I have the code below, which I want to take input from the keyboard and show me if the input contains 2 digits in a row. If so, I want to get false printed out in the console, otherwise true. It works fine, except when the first 2 characters of the input are digits. In that case, I still get true in the console. Can anyone understand why? Thanks in advance
import java.util.Scanner;
public class Test {
public static void main(String[] args) {
Scanner sc = new Scanner(System. in );
System.out.println("Enter:");
String s = sc.nextLine();
if (checkDigit(s)) {
System.out.println("false");
} else {
System.out.println("true");
}
}
public static boolean checkDigit(String s) {
boolean b = true;
char[] c = s.toCharArray();
for (int i = 0; i < c.length - 1; i++) {
if (Character.isDigit(c[i]) && Character.isDigit(c[i + 1])) {
b = true;
} else {
b = false;
}
}
return b;
}
}
You continue to check the input string even when you already found the result.

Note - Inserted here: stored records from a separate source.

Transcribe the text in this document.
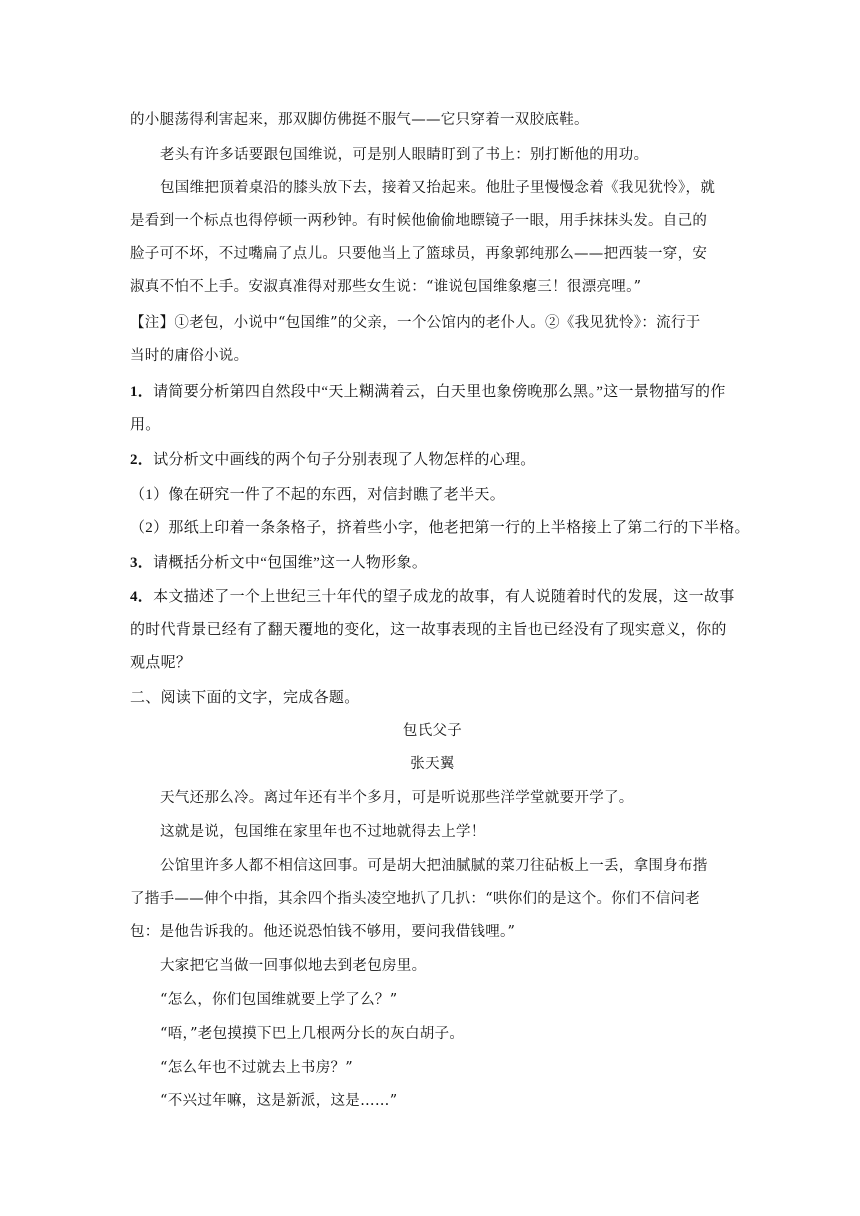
的小腿荡得利害起来，那双脚仿佛挺不服气——它只穿着一双胶底鞋。
老头有许多话要跟包国维说，可是别人眼睛盯到了书上：别打断他的用功。
包国维把顶着桌沿的膝头放下去，接着又抬起来。他肚子里慢慢念着《我见犹怜》，就
是看到一个标点也得停顿一两秒钟。有时候他偷偷地瞟镜子一眼，用手抹抹头发。自己的
脸子可不坏，不过嘴扁了点儿。只要他当上了篮球员，再象郭纯那么——把西装一穿，安
淑真不怕不上手。安淑真准得对那些女生说：“谁说包国维象瘪三！很漂亮哩。”
【注】①老包，小说中“包国维”的父亲，一个公馆内的老仆人。②《我见犹怜》：流行于
当时的庸俗小说。
1．请简要分析第四自然段中“天上糊满着云，白天里也象傍晚那么黑。”这一景物描写的作
用。
2．试分析文中画线的两个句子分别表现了人物怎样的心理。
（1）像在研究一件了不起的东西，对信封瞧了老半天。
（2）那纸上印着一条条格子，挤着些小字，他老把第一行的上半格接上了第二行的下半格。
3．请概括分析文中“包国维”这一人物形象。
4．本文描述了一个上世纪三十年代的望子成龙的故事，有人说随着时代的发展，这一故事
的时代背景已经有了翻天覆地的变化，这一故事表现的主旨也已经没有了现实意义，你的
观点呢？
二、阅读下面的文字，完成各题。
包氏父子
张天翼
天气还那么冷。离过年还有半个多月，可是听说那些洋学堂就要开学了。
这就是说，包国维在家里年也不过地就得去上学！
公馆里许多人都不相信这回事。可是胡大把油腻腻的菜刀往砧板上一丢，拿围身布揩
了揩手——伸个中指，其余四个指头凌空地扒了几扒：“哄你们的是这个。你们不信问老
包：是他告诉我的。他还说恐怕钱不够用，要问我借钱哩。”
大家把它当做一回事似地去到老包房里。
“怎么，你们包国维就要上学了么？”
“唔，”老包摸摸下巴上几根两分长的灰白胡子。
“怎么年也不过就去上书房？”
“不兴过年嘛，这是新派，这是……”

As noted by @Stultuske, you overwrite the value of the variable b, so your code will only return true, if the last two chars are digits.
You would need to return from the loop if there are two digits in a row:
public static boolean checkDigit(String s) {
char[] c = s.toCharArray();
for(int i=0; i < c.length-1; i++) {
if(Character.isDigit(c[i]) && Character.isDigit(c[i+1])) {
return true;
}
}
return false;
}
UPDATE: in fact there was an error in the snippet, as it was returning too early from the loop. Fixed now.